CHAPITRE X
L’IRONIE DU SORT
Kent comprit combien son acte était insensé quand il se releva. Par cet acte, il venait de perdre toute chance de gagner le fleuve.
A la clarté des étoiles, il aperçut des gens qui se précipitaient vers lui ; mais il était dans un tel épuisement qu’il ne pouvait songer à lutter ni à courir. Ses muscles, inaccoutumés à l’effort qu’il venait de fournir dans sa rage de vengeance, se relâchaient. La vigueur sur laquelle il avait compté pour s’évader l’abandonnait. La tête lui tournait. Il sentit quelque chose se détraquer en lui, et il crut qu’il s’évanouissait.
Des voix l’enveloppaient ; une chose froide et dure comme une mâchoire lui serra le poignet.
Il reconnut enfin le constable Carter, bras droit de Kedsty à la caserne, et le vieux Sands, l’intendant de Cardigan.

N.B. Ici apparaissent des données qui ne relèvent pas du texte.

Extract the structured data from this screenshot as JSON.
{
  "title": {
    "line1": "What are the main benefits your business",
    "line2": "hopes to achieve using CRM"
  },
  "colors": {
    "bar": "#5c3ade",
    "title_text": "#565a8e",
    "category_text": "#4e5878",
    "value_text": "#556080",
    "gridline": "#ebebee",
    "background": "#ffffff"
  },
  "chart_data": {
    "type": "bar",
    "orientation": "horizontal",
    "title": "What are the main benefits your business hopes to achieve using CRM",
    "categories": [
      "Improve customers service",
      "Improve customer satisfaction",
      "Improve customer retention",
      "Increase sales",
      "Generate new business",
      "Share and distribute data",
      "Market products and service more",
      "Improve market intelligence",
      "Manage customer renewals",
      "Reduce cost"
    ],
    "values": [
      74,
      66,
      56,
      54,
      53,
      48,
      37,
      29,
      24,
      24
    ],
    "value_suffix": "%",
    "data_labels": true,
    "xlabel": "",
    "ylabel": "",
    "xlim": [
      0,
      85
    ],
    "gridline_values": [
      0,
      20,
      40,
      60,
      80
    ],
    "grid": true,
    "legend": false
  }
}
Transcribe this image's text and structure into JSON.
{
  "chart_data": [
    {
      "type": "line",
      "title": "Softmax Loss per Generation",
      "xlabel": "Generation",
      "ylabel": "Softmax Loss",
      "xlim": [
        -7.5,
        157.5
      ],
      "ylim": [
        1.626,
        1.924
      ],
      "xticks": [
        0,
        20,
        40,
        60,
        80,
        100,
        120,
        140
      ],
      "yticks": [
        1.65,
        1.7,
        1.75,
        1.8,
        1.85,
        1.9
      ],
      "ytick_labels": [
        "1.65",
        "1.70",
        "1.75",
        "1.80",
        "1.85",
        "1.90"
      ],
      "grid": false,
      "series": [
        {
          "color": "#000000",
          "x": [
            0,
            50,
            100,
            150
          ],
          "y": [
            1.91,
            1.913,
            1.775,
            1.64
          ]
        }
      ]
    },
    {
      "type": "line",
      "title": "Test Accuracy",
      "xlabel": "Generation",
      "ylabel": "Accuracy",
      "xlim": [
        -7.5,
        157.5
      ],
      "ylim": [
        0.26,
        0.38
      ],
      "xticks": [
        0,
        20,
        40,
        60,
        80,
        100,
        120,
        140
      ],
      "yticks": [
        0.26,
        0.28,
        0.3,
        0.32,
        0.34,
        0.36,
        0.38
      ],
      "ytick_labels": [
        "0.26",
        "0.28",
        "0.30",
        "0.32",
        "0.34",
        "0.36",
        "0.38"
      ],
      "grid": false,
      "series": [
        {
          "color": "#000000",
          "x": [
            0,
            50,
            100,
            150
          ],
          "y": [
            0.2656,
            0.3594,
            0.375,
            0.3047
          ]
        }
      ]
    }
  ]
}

Ses idées lui revenaient, il agita les mains, les sentant engourdies, et il vit luire l’acier des menottes.
Comme Sands était penché sur Mercer, Carter disait à Kent d’une voix basse :
— C’est bien fâcheux, ce qui arrive. Je t’ai vu de la fenêtre quand Mercer a crié. Pourquoi t’es-tu arrêté ? Il fallait filer.
Mercer, le visage tuméfié et méconnaissable, se relevait avec l’aide de Sands. Il se lamentait, pleurait comme un veau et, dans sa frayeur, il suppliait Kent de ne plus recommencer à le battre.
Carter entraîna doucement James Kent, en lui disant :
C’est une bien pénible, très pénible corvée pour moi ; mais la loi exige que je te conduise à la caserne.